Both the companies have been facing problems with regard to their projects in the state and there are serious doubts in certain quarters over the government’s ability to resolve these issues.
ArcelorMittal chief Laxmi Mittal, in fact, was recently quoted in a section of the media saying that India no longer remained a priority for investment because of stiff local opposition to land acquisition. A similar kind of resistance has also been holding up the Posco project. Singh, no doubt, has a big problem on his hands.
Want of wand
Dissidents have stepped up their campaign against state Congress president Niranjan Patnaik.

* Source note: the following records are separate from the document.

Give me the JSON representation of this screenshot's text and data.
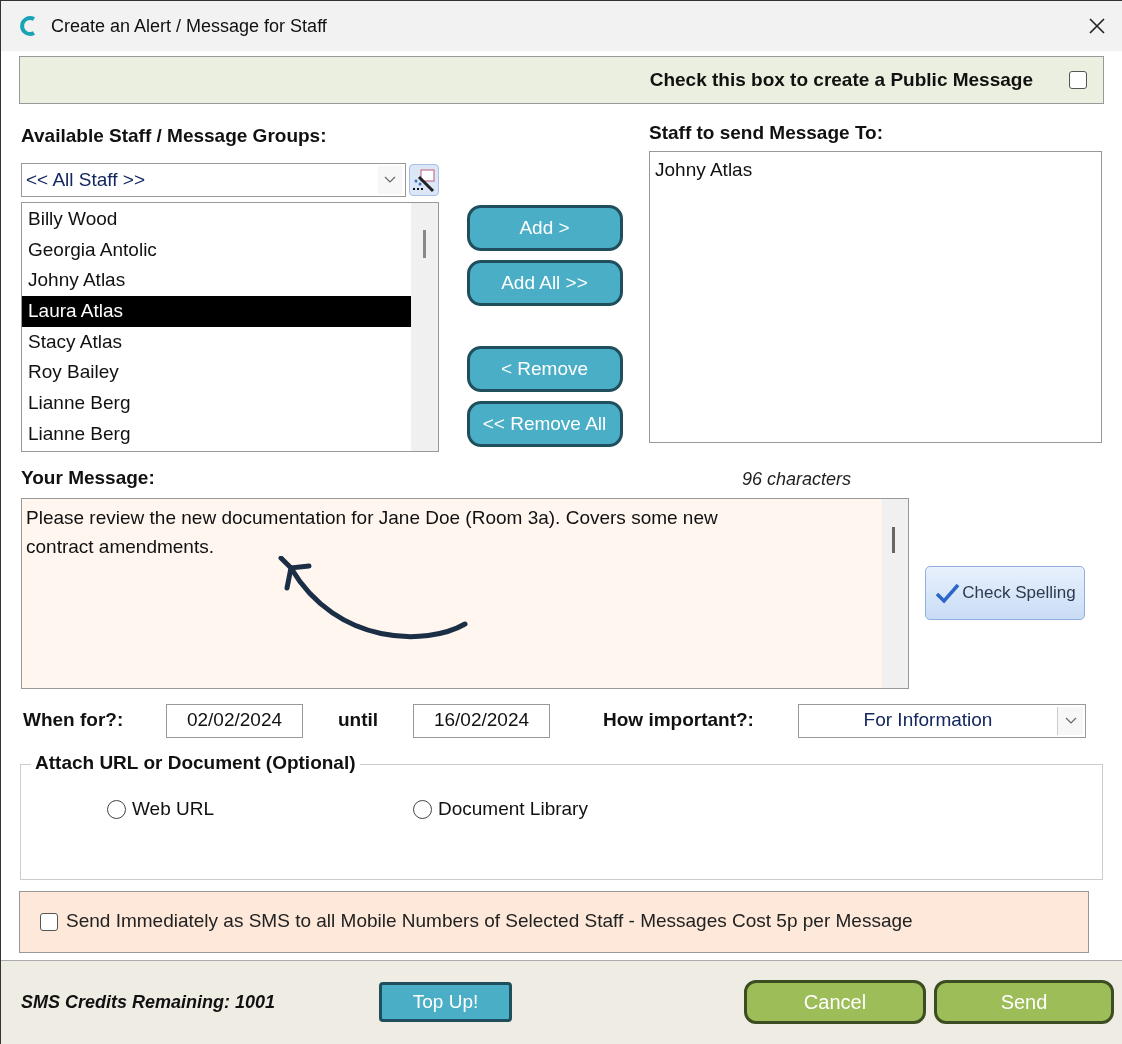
{
  "window": {
    "title": "Create an Alert / Message for Staff"
  },
  "public_message": {
    "label": "Check this box to create a Public Message",
    "checked": false
  },
  "available": {
    "label": "Available Staff / Message Groups:",
    "group_value": "<< All Staff >>",
    "staff": [
      {
        "name": "Billy Wood",
        "selected": false
      },
      {
        "name": "Georgia Antolic",
        "selected": false
      },
      {
        "name": "Johny Atlas",
        "selected": false
      },
      {
        "name": "Laura Atlas",
        "selected": true
      },
      {
        "name": "Stacy Atlas",
        "selected": false
      },
      {
        "name": "Roy Bailey",
        "selected": false
      },
      {
        "name": "Lianne Berg",
        "selected": false
      },
      {
        "name": "Lianne Berg",
        "selected": false
      }
    ]
  },
  "transfer_buttons": [
    "Add >",
    "Add All >>",
    "< Remove",
    "<< Remove All"
  ],
  "recipients": {
    "label": "Staff to send Message To:",
    "items": [
      "Johny Atlas"
    ]
  },
  "message": {
    "label": "Your Message:",
    "count": "96 characters",
    "value": "Please review the new documentation for Jane Doe (Room 3a). Covers some new contract amendments.",
    "spell_button": "Check Spelling"
  },
  "dates": {
    "from_label": "When for?:",
    "from": "02/02/2024",
    "until_label": "until",
    "until": "16/02/2024",
    "importance_label": "How important?:",
    "importance": "For Information"
  },
  "attach": {
    "legend": "Attach URL or Document (Optional)",
    "options": [
      {
        "label": "Web URL",
        "selected": false
      },
      {
        "label": "Document Library",
        "selected": false
      }
    ]
  },
  "sms": {
    "label": "Send Immediately as SMS to all Mobile Numbers of Selected Staff - Messages Cost 5p per Message",
    "checked": false
  },
  "footer": {
    "credits": "SMS Credits Remaining: 1001",
    "top_up": "Top Up!",
    "cancel": "Cancel",
    "send": "Send"
  }
}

The rebels, who a few months ago, had camped in Delhi to meet central party leaders with a litany of complaints against Patnaik, are reported to be planning yet another visit to the national capital to press for their demand for his removal.
Though Patnaik, a former minister, continues to enjoy the confidence of AICC-nominated state Congress affairs in-charge Jagdish Tytler, his case has been weakened by the fact that the party is yet to win a single election under his leadership.
Dissidents describe him as lacklustre and bereft of any kind charisma. Patnaik would need nothing short of a magic wand to turn the tables on his critics.